Got my labs drawn yesterday.  I don’t know if they’ll be covered by insurance.  It doesn’t matter.  I don’t understand insurance.  If labs are drawn by the clinic I go to for my primary care but are ordered by a doctor who may or may not be covered, then are the labs covered?  I don’t know.  I figure I’ll be notified if I owe some dough.

Sorry for my extremely whiny post yesterday.  I have been feeling sick and run down this week.  I was diagnosed with Asthma 10 years ago and have had very few issues with it over the last 3 years or so…but this week I’m having a hard time breathing.  I thought I was getting sick but all it is is trouble breathing.  I brushed the dust off of my Albuterol inhaler yesterday and using it seemed to help, so I’m wondering if I’m having an allergic reaction to something.  I do live in farm country and we haven’t had much rain.  Could be lots of dust in the air.  All I know is if I can’t breathe nothing feels right.  I’ve arranged to take a day off work this week to get caught up on other things and to rest.

It occurs to me that if I start hormone therapy I won’t be able to do CT for quite a while.  The PA will be monitoring my hormone levels for 2-3 months at least, and it’s going to cloud the picture if I’m releasing extra estrogen into my system via CT.  Well, that’s ok I guess.  I miss doing it but also I suspect my cold tolerance will be better when my hormones are optimal.

In the interest of adrenal recovery, I borrowed an emWave from a friend so I can try out biofeedback.  I’ve experimented with it just a little in past years, but never with any real intention or motivation behind it.  Now that I know what my health issues are I feel very motivated to fix them.  Stress and cortisol management are clearly among them.

I’ve been reading lately that hormonal problems can lead to fatigue, as can adrenal/cortisol issues.  My energy picked up quite a bit just by doing the Leptin Reset.  Before I could barely scrape myself off the couch after work, and always needed a nap.  If I couldn’t take a nap for whatever reason I would just cry with frustration.  Now it’s better but I still wish I could just lie around a lot more than I do.  My husband thinks it’s normal to feel that way when you have  2-year old and a job.  I think it might be typical, but that doesn’t mean it’s normal.  Previous generations were busy all day long finding food, cooking, cleaning, and teaching and raising their kids instead of plopping them in front of the TV.  There’s a certain level of energy that human beings should have but don’t, and we don’t even question it.  I want to have energy all day long and feel lit up about life.
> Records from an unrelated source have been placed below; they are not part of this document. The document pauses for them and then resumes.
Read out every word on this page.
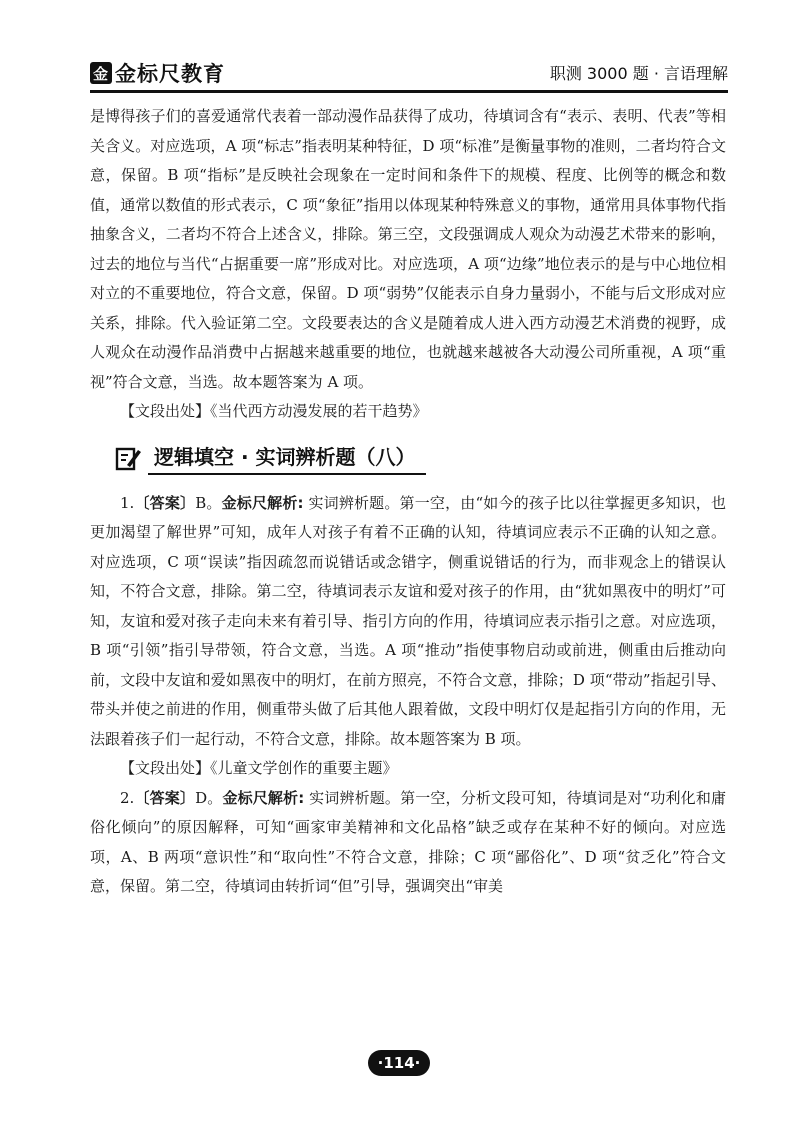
金 金标尺教育	职测 3000 题 · 言语理解

是博得孩子们的喜爱通常代表着一部动漫作品获得了成功，待填词含有“表示、表明、代表”等相关含义。对应选项，A 项“标志”指表明某种特征，D 项“标准”是衡量事物的准则，二者均符合文意，保留。B 项“指标”是反映社会现象在一定时间和条件下的规模、程度、比例等的概念和数值，通常以数值的形式表示，C 项“象征”指用以体现某种特殊意义的事物，通常用具体事物代指抽象含义，二者均不符合上述含义，排除。第三空，文段强调成人观众为动漫艺术带来的影响，过去的地位与当代“占据重要一席”形成对比。对应选项，A 项“边缘”地位表示的是与中心地位相对立的不重要地位，符合文意，保留。D 项“弱势”仅能表示自身力量弱小，不能与后文形成对应关系，排除。代入验证第二空。文段要表达的含义是随着成人进入西方动漫艺术消费的视野，成人观众在动漫作品消费中占据越来越重要的地位，也就越来越被各大动漫公司所重视，A 项“重视”符合文意，当选。故本题答案为 A 项。

【文段出处】《当代西方动漫发展的若干趋势》

逻辑填空 · 实词辨析题（八）

1.〔答案〕B。金标尺解析: 实词辨析题。第一空，由“如今的孩子比以往掌握更多知识，也更加渴望了解世界”可知，成年人对孩子有着不正确的认知，待填词应表示不正确的认知之意。对应选项，C 项“误读”指因疏忽而说错话或念错字，侧重说错话的行为，而非观念上的错误认知，不符合文意，排除。第二空，待填词表示友谊和爱对孩子的作用，由“犹如黑夜中的明灯”可知，友谊和爱对孩子走向未来有着引导、指引方向的作用，待填词应表示指引之意。对应选项，B 项“引领”指引导带领，符合文意，当选。A 项“推动”指使事物启动或前进，侧重由后推动向前，文段中友谊和爱如黑夜中的明灯，在前方照亮，不符合文意，排除；D 项“带动”指起引导、带头并使之前进的作用，侧重带头做了后其他人跟着做，文段中明灯仅是起指引方向的作用，无法跟着孩子们一起行动，不符合文意，排除。故本题答案为 B 项。

【文段出处】《儿童文学创作的重要主题》

2.〔答案〕D。金标尺解析: 实词辨析题。第一空，分析文段可知，待填词是对“功利化和庸俗化倾向”的原因解释，可知“画家审美精神和文化品格”缺乏或存在某种不好的倾向。对应选项，A、B 两项“意识性”和“取向性”不符合文意，排除；C 项“鄙俗化”、D 项“贫乏化”符合文意，保留。第二空，待填词由转折词“但”引导，强调突出“审美

·114·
I don’t want to need caffeine to function.

The PA emailed me yesterday to let me know she’ll contact me after she receives my labs.  I appreciated that, and I’m very glad she’s open to communicating via email.  I was so busy complaining yesterday that I forgot to mention, I did really like the PA.  She seems to be confident she can help me, and in fact was in the same situation when she was my age, about 5 years ago.  I’m looking forward to working with her.